Fdesouche

Le salaire minimum est entré en vigueur en Allemagne le 1er janvier. Cette réforme phare du gouvernement d’Angela Merkel est cependant largement contournée, dénonce l’hebdomadaire Die Zeit, laissant les travailleurs pauvres dans leur précarité.

Après dix ans de négociation et un “débat honteusement longdénonçait Der Spiegel, le salaire minimum est enfin arrivé en Allemagne le 1er janvier. La “lanterne rouge de l’Europe” – terme rarement employé pour qualifier le pays d’Angela Merkel et de la première économie du continent – rattrapait enfin son retard.

Mais le tableau que dresse l’hebdomadaire Die Zeit dans sa grande enquête publiée le 5 mars et intitulée : “Tout simplement exploité. Le conte de fée du salaire minimum”, laisse peu de place à l’optimisme.

Si Berlin a officiellement adopté un salaire minimum (8,5 euros brut de l’heure) à compter du 1er janvier 2015, des pans entiers de l’économie allemande ne l’appliquent pas, ou bien, plutôt, le contournent. Au premier rang desquels les secteurs de l’hôtellerie, de l’entretien, de la grande distribution ou du BTP.

Les quatre journalistes qui signent cet article ont interrogé des travailleurs qui, malgré le changement de législation, continuent à être sous-payés.
Il y a ce cuisinier de l’hôtel Adlon, fameux 5 étoiles de Berlin situé à deux pas de la porte de Brandebourg et qui accueille toutes les sommités de passage dans la capitale.
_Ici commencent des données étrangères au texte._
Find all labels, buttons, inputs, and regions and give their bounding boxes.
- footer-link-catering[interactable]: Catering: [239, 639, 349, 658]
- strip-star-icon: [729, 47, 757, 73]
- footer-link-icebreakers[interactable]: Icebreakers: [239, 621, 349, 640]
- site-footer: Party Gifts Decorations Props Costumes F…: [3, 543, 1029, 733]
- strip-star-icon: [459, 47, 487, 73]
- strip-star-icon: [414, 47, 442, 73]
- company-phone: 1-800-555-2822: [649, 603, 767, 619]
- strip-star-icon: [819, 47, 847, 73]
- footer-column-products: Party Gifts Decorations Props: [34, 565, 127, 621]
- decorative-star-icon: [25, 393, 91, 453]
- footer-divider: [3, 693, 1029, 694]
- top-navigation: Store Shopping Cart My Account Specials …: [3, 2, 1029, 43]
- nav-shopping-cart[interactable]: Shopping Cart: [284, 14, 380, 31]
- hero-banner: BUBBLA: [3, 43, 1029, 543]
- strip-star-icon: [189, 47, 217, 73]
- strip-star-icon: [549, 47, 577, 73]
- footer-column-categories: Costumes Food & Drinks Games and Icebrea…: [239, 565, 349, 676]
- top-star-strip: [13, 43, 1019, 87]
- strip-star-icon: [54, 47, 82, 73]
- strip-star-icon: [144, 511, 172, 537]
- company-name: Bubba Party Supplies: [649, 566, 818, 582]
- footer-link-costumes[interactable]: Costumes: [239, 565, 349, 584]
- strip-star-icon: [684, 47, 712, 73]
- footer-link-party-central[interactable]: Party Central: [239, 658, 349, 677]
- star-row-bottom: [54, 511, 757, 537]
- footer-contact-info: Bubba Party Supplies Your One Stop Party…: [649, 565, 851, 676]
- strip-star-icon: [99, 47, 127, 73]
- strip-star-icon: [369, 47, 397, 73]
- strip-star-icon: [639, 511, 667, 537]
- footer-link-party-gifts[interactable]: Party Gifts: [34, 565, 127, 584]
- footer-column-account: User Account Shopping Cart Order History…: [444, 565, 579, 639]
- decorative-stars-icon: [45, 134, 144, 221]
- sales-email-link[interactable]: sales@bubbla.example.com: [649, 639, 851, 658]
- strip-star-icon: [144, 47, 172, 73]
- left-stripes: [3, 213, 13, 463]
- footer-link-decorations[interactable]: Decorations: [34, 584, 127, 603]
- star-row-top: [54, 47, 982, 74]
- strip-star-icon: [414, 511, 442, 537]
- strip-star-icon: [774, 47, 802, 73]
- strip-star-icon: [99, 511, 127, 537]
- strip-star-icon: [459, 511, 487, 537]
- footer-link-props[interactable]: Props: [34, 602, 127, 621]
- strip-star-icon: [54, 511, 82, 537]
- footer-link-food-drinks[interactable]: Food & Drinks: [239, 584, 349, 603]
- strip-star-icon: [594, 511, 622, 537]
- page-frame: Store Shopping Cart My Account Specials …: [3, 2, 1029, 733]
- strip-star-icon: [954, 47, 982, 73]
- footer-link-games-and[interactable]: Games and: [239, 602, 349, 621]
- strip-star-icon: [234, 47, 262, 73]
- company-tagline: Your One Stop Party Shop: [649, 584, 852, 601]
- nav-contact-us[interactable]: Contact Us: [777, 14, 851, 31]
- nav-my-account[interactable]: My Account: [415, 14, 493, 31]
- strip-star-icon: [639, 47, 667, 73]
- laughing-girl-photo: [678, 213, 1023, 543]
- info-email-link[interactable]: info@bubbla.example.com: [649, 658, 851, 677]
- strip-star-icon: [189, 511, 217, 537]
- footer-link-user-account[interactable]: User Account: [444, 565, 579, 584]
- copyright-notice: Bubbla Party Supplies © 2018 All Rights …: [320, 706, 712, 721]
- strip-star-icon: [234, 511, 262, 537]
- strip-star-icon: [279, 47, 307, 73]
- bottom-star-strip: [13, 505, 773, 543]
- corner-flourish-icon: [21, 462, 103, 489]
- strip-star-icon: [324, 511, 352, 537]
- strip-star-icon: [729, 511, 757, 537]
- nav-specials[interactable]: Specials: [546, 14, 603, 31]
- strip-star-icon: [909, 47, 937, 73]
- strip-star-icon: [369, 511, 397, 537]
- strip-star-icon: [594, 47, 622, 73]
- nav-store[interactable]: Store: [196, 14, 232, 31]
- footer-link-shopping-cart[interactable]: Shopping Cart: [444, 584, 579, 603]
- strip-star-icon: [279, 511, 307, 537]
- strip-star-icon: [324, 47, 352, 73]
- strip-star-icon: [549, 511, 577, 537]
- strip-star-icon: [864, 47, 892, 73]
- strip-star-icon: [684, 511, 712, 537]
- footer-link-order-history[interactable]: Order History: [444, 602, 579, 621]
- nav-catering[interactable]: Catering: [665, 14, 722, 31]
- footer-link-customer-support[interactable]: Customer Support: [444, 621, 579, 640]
Le jeune homme, 30 ans, a finalement quitté son emploi après une accumulation d’heures supplémentaires non payées réduisant son salaire à 6 euros net de l’heure.

Il y a aussi cette femme de chambre, employée par une entreprise de nettoyage, qui doit faire le ménage de neuf suites dans un hôtel en l’espace de six heures. Mission impossible. Salaire réel : environ 6,5 euros de l’heure. Ou bien encore cette employée d’un magasin discount dont le salaire dépasse à peine les 4,5 euros de l’heure si on le réévalue en fonction des heures supplémentaires non rémunérées.

Salaire minimum : un combat mondial

La réalité du marché du travail allemand apparaît sous un jour peu glorieux quand l’enquête pointe également l’importance du travail clandestin outre-Rhin. Selon les statistiques officielles, l’Allemagne compterait 100 000 étrangers parmi les ouvriers du bâtiment. I

ls seraient en réalité le double, selon un responsable syndical cité par Die Zeit, qui évoque de véritables “filières d’immigration clandestine”. Résultat : des travailleurs exploités, ou parfois carrément non payés. Die Zeit raconte par exemple l’histoire d’un Roumain, grassement payé 1 euro de l’heure dans le BTP !

Et puis, il y a cet avocat qui a développé sur Internet, avec quelques collègues, des stratégies pour contourner la loi sur le salaire minimum 2015. Il se défend bien entendu d’inciter les patrons à enfreindre la réglementation, mais il ne se cache pas de privilégier – comme tout bon avocat – l’intérêt de ses mandants, à savoir les chefs d’entreprise.

Die Zeit tire ainsi un bilan peu réjouissant de l’introduction du salaire minimum dans une Allemagne où les salariés les plus précaires sont maintenus dans leur précarité. Il y a encore fort à faire, dit en substance l’hebdomadaire, avant que le salaire minimum “devienne réalité”.